Additionally, because the Hearing Examiner found that the Complainant failed to meet her burden of proof on the merits of her claim, the Hearing Examiner need not address any of the damage issues. However in passing the Hearing Examiner will note that neither party's expert witnesses on the issue of future economic loss were particularly credible. Both witnesses seemed to ignore important factual elements in the analysis of such a claim. The Complainant's witness appeared to focus his analysis too narrowly. The Respondent's witness seemed to be unwilling to accept the premise that discrimination could have any long-term economic impact except for back pay. Neither approach would have been useful to the Hearing Examiner if he had to fashion a remedy.
In conclusion, the Hearing Examiner determines that the Complainant's complaint must be dismissed because the Complainant has failed to meet her burden of proof in the above indicated manners.
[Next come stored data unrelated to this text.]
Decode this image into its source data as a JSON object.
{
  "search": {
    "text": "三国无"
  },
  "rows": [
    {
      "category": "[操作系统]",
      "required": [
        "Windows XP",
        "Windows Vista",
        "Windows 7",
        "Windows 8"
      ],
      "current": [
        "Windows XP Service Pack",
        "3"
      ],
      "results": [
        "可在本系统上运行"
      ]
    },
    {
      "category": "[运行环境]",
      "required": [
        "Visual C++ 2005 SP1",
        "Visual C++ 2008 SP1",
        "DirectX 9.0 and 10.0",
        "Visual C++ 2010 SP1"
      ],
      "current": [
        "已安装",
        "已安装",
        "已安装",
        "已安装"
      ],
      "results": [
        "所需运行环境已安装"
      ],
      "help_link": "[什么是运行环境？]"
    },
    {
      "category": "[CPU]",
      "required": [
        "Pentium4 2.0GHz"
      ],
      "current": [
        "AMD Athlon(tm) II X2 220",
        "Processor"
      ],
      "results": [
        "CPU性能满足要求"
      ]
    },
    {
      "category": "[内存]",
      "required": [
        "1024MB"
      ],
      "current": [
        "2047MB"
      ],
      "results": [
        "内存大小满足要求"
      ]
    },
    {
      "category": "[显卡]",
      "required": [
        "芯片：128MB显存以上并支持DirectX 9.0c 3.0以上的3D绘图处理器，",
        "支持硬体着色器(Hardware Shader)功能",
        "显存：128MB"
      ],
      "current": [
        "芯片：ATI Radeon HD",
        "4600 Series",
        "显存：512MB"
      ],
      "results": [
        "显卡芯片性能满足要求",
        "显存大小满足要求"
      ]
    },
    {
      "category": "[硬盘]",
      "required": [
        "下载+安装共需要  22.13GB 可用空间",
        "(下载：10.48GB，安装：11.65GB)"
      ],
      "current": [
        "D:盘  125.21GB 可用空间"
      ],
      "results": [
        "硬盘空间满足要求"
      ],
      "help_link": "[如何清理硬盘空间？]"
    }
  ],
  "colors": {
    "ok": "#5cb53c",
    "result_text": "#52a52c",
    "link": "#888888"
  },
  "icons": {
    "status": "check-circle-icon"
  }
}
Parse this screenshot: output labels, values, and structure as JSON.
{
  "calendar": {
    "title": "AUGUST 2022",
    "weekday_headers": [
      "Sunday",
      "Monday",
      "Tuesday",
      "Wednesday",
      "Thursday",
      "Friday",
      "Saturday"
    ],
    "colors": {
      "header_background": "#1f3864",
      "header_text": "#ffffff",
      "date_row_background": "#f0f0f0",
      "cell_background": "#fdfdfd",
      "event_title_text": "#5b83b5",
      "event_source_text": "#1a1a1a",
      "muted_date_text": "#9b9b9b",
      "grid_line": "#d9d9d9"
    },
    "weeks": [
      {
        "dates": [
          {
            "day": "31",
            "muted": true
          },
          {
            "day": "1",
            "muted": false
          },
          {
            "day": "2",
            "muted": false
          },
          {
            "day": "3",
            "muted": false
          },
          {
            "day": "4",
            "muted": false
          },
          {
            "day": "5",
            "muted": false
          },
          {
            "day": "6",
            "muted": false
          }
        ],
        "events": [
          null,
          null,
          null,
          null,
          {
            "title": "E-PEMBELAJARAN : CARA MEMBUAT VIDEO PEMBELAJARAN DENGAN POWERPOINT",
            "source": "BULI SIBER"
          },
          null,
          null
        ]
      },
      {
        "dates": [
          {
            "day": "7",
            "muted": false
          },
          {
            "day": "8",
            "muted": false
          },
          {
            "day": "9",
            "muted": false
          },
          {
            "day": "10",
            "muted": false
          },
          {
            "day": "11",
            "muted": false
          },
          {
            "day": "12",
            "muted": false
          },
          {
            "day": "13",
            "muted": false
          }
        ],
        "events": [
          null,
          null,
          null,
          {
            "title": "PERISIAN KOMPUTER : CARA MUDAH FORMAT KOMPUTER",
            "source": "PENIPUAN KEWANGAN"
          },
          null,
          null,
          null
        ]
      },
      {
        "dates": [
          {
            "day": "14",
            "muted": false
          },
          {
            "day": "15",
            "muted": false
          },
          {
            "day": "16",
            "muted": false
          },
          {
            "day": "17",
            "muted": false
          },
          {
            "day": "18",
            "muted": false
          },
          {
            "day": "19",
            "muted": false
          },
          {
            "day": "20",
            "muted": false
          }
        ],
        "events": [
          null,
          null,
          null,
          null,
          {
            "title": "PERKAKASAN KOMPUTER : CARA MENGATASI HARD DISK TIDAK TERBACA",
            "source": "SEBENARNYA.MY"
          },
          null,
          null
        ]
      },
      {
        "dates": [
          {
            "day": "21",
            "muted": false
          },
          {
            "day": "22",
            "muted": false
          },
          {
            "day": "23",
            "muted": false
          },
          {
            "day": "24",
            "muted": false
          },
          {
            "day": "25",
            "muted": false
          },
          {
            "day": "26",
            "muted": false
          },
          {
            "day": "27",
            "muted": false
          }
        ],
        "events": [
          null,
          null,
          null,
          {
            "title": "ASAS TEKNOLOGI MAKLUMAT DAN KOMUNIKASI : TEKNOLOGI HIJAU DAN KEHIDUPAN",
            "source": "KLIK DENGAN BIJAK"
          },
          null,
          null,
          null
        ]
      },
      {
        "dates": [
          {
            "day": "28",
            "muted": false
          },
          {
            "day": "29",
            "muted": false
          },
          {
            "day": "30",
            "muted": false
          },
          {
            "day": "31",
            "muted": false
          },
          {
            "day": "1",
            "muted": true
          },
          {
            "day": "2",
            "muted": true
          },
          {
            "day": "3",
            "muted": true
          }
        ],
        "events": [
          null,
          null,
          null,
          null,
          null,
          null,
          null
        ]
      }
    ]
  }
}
The Hearing Examiner is left with an unflattering picture of the Respondent though. The Respondent had an employee who was generally acknowledged to have done a good job and who was interested in remaining with the Respondent as an employee for some time to come. Most employers would look at this as a golden opportunity. However, it appears that the Respondent and its managers let relatively minor problems to which they may have significantly contributed deprive the Complainant and the Respondent of the benefits of the Complainant's continued employment. While such shortsighted conduct is often attributed to large organizations such as the Respondent, it is disillusioning to see its destructive effects in a concrete case. The Hearing Examiner's concerns to the contrary, this record does not show that the Respondent violated the ordinance. Since no violation of the ordinance has been demonstrated, the Hearing Examiner must dismiss the complaint for the reasons stated above.
Signed and dated this 11th day of November, 1997.